A A cluster dendrogram depicting the repertoire of Clu isoforms detected using targeted long-read sequencing in the rTg4510 cortex. Each row corresponds to a distinct isoform and each column represents a known exon. Colors refer to the presence of alternative splicing events (ES exon skipping, IR intron retention).

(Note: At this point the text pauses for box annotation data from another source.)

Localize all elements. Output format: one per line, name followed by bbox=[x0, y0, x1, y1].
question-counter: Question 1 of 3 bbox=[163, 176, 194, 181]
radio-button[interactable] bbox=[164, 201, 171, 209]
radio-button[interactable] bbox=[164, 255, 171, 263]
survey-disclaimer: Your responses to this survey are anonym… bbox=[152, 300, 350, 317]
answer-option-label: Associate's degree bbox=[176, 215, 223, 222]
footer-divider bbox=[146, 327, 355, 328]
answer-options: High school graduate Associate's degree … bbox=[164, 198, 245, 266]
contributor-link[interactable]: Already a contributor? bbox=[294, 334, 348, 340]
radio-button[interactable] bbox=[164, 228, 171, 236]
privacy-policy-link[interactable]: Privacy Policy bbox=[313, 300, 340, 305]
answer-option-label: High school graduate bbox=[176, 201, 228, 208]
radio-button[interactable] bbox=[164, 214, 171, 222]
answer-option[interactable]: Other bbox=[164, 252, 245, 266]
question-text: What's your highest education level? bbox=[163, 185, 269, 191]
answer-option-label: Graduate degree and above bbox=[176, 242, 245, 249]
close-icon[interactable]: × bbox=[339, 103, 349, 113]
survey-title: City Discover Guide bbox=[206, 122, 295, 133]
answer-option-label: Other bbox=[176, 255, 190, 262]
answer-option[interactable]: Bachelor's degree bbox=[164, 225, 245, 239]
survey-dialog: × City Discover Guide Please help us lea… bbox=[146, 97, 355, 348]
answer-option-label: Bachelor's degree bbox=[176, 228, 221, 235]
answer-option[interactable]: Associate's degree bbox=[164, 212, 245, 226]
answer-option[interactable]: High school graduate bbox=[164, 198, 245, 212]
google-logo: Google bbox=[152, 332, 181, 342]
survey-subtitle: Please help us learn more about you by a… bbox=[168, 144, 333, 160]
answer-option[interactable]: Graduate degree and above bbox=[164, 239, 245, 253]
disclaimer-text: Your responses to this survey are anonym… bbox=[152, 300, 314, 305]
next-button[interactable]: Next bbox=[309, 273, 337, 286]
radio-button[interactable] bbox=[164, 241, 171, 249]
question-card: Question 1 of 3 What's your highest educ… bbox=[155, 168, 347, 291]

B Visualization of the reference and selected novel isoforms of Clu characterized by exon skipping (ES), intron retention (IR), alternative promoters (AP) and novel cryptic exons (CE). Isoforms are coloured by structural category (pink – NIC, light pink – NNC). Shown in the final panel are the four DETs associated with tau pathology, and colors refer to transcripts shown in C. C Transcript expression of the four Clu DETs associated with tau pathology (see also Fig. 4). D Clu gene expression (normalized ONT full-length read counts) in WT (gray) and TG (black) mice across age. Isoform usage (proportion) of LR.Clu.139 stratified by (E) genotype and (F) age (n = 18). For the shown box-plot, the middle box represents the interquartile range (IQR), the middle line represents the median, and the whisker lines represent the minimum (quartile 1 – 1.5 × IQR) and the maximum (quartile 3 + 1.5 × IQR). DET differentially expressed transcript, FSM full splice match, ISM incomplete splice match, NIC novel in catalog, NNC novel not in catalog, WT wild-type mice, TG rTg4510 transgenic mice.